Neisseria gonorrhoeae is responsible for about one-third to one-half of cases of acute pelvic inflammatory disease (PID), although there is considerable geographical variation. Chlamydia trachomatis is also an important aetiological agent, and is currently isolated 4 times more commonly from the cervix than the gonococcus. However, it is now clear that acute PID is polymicrobial in aetiology.
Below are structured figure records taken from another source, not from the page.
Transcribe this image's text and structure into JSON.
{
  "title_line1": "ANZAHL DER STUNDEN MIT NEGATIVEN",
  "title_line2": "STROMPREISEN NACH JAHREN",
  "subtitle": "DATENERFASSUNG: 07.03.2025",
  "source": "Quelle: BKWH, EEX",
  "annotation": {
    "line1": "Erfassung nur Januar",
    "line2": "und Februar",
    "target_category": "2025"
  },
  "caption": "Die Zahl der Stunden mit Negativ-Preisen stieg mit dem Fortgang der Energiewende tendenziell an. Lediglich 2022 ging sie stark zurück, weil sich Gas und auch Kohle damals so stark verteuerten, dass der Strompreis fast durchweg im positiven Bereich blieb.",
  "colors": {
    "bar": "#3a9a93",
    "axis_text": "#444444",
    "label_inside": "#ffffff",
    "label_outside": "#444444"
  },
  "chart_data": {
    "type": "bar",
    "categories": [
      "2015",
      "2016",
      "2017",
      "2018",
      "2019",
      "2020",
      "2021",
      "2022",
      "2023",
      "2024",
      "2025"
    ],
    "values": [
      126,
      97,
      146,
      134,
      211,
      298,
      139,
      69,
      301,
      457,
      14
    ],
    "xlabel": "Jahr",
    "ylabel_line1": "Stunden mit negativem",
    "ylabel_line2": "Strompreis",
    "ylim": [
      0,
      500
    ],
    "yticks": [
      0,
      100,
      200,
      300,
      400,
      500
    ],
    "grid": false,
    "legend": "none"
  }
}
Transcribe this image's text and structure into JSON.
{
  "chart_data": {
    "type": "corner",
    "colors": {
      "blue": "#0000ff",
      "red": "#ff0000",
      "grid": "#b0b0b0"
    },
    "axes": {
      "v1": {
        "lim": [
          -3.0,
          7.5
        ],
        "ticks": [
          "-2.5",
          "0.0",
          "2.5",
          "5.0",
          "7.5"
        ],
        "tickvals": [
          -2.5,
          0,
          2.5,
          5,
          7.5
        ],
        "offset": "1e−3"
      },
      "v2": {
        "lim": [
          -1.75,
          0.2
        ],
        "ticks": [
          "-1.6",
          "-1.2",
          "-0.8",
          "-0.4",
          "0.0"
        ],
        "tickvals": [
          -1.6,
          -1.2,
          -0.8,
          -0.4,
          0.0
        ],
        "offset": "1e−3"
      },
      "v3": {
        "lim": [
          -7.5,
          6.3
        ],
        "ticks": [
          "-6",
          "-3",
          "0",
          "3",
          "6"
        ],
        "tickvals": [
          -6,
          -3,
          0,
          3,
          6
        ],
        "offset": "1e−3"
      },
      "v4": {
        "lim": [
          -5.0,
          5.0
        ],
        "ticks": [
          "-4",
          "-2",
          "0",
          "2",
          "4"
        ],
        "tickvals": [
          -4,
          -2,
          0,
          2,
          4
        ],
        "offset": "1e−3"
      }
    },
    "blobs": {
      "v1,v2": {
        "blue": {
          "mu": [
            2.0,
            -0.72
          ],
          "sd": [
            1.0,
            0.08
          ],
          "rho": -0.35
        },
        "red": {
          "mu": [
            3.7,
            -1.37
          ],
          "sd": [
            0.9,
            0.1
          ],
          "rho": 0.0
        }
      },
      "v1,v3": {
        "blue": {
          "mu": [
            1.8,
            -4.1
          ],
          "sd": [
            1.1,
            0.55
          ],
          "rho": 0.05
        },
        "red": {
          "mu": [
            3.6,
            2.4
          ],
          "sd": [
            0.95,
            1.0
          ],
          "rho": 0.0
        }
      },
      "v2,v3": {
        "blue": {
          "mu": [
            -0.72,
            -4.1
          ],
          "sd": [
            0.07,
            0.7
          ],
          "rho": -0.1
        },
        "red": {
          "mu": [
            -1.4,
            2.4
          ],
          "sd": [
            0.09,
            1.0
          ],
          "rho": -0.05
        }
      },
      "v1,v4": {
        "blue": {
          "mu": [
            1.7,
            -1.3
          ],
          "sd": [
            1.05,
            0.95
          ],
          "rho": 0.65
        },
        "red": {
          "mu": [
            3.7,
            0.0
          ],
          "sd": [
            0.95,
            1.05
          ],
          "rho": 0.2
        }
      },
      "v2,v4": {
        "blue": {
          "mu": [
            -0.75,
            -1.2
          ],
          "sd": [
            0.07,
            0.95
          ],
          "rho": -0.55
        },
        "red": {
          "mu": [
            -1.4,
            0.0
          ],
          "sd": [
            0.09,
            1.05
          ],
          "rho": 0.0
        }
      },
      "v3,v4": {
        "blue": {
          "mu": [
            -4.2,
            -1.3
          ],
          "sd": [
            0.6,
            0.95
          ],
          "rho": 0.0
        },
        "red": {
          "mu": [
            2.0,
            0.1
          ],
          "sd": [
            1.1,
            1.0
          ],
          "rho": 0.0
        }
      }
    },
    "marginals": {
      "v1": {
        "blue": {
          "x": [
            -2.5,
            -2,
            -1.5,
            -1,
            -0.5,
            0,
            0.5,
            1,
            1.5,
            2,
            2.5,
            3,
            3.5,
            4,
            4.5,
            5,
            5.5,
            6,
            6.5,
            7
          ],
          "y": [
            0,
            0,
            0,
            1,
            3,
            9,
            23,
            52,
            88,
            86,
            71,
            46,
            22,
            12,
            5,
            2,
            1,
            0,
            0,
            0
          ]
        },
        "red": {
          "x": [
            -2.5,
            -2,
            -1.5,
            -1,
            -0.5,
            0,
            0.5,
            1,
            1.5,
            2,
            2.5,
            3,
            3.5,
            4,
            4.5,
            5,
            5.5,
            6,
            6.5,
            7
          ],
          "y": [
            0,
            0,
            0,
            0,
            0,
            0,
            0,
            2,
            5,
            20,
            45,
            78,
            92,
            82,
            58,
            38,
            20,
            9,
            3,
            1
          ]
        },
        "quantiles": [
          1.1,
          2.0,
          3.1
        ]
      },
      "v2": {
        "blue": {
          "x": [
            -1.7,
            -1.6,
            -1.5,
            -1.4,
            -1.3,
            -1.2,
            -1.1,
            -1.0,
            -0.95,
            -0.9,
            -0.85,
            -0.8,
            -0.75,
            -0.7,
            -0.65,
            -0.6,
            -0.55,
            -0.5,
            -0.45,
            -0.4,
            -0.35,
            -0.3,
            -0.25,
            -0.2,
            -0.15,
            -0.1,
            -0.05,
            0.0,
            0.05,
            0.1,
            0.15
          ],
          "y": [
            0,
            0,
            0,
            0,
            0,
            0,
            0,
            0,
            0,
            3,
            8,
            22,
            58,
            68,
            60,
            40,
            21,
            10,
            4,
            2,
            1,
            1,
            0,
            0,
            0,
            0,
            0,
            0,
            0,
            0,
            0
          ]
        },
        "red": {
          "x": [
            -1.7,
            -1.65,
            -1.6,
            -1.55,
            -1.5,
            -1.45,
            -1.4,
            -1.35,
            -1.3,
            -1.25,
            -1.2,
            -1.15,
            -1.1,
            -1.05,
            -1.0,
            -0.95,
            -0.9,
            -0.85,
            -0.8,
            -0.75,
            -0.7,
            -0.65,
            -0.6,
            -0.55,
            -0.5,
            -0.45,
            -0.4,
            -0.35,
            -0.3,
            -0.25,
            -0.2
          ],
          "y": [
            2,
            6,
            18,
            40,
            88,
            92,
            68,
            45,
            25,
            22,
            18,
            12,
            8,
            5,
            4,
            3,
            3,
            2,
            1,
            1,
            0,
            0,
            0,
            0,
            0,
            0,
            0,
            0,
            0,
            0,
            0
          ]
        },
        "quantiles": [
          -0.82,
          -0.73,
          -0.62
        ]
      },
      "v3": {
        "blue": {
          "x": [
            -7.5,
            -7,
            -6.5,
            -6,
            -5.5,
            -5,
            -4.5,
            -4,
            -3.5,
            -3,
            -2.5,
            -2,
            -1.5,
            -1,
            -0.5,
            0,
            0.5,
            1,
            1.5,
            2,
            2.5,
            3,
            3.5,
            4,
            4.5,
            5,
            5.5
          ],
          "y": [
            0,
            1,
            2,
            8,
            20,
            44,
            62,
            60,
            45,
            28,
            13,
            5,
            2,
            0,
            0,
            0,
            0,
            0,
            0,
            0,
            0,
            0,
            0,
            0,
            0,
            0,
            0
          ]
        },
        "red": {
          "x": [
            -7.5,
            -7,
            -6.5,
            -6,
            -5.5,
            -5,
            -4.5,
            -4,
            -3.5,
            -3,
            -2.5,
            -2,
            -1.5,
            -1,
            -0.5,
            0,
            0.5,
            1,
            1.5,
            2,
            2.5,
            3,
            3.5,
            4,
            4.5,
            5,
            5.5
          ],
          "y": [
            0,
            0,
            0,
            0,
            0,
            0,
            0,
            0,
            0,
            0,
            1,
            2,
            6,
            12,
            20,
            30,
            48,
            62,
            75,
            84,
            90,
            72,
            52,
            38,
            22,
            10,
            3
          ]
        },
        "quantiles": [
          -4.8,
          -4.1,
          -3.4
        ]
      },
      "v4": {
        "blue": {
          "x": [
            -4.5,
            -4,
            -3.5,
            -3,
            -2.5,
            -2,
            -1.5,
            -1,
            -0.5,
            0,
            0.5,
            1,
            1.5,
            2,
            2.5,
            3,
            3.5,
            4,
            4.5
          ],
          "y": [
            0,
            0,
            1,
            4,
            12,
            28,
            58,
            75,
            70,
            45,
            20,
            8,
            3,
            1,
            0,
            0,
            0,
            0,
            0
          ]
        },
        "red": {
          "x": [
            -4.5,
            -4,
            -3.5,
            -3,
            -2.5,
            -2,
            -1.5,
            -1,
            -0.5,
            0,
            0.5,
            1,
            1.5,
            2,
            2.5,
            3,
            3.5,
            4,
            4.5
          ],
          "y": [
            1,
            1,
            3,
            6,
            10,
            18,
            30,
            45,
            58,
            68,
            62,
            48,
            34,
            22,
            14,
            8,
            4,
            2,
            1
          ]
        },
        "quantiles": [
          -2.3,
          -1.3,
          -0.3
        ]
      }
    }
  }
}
Even when N. gonorrhoeae and/or C. trachomatis are isolated from the endocervix, anaerobes such as Bacteroides fragilis, Peptococcus and Peptostreptococcus and aerobes, especially the Enterobacteriaceae such as E. coli, are also frequently isolated. Bacterial synergism, coinfection with the gonococcus and C. trachomatis and the involvement of multiple other micro-organisms including aerobes and anaerobes and antibiotic resistance make the selection of an optimal antibiotic regimen difficult. The Centers for Disease Control (CDC) recommendations first proposed in 1982 and revised in 1985 emphasise broad spectrum antimicrobial therapy including coverage of C. trachomatis. In September 1989, the CDC revised its recommendation for the treatment of acute PID. Current recommendations include the use of newer third generation cephalosporins such as ceftriaxone, ceftizoxime and cefotaxime which give excellent coverage of the gonococcus and the Enterobacteriaceae. It is still important to include doxycycline or a tetracycline to cover C. trachomatis. For patients with advanced disease or a tubo-ovarian abscess, clindamycin plus gentamicin has been the regimen of choice. Aztreonam, a new monobactam, has several advantages over gentamicin including less toxicity, more dependable blood levels and good coverage of N. gonorrhoeae and the Enterobacteriaceae.

摘要

淋病奈瑟菌导致约三分之一至一半的急性盆腔炎(PID)病例,不过存在显著的地域差异。沙眼衣原体也是一种重要的病原体,目前从宫颈分离出沙眼衣原体的频率比淋球菌高4倍。然而,现在很清楚急性PID在病因上是多种微生物引起的。即使从宫颈内膜分离出淋病奈瑟菌和/或沙眼衣原体,也经常能分离出脆弱拟杆菌、消化球菌和消化链球菌等厌氧菌以及需氧菌,特别是大肠埃希菌等肠杆菌科细菌。细菌协同作用、与淋球菌和沙眼衣原体的合并感染以及包括需氧菌和厌氧菌在内的多种其他微生物的参与和抗生素耐药性,使得选择最佳抗生素治疗方案变得困难。疾病控制中心(CDC)于1982年首次提出并于1985年修订的建议强调采用包括覆盖沙眼衣原体的广谱抗菌治疗。1989年9月,CDC修订了其对急性PID治疗的建议。目前的建议包括使用头孢曲松、头孢唑肟和头孢噻肟等更新的第三代头孢菌素,这些药物对淋球菌和肠杆菌科细菌有很好的覆盖作用。包括多西环素或四环素以覆盖沙眼衣原体仍然很重要。对于病情较重或有输卵管卵巢脓肿的患者,克林霉素加庆大霉素一直是首选治疗方案。氨曲南,一种新型单环β-内酰胺类抗生素,与庆大霉素相比有几个优点,包括毒性较小、血药浓度更可靠以及对淋病奈瑟菌和肠杆菌科细菌有良好的覆盖作用。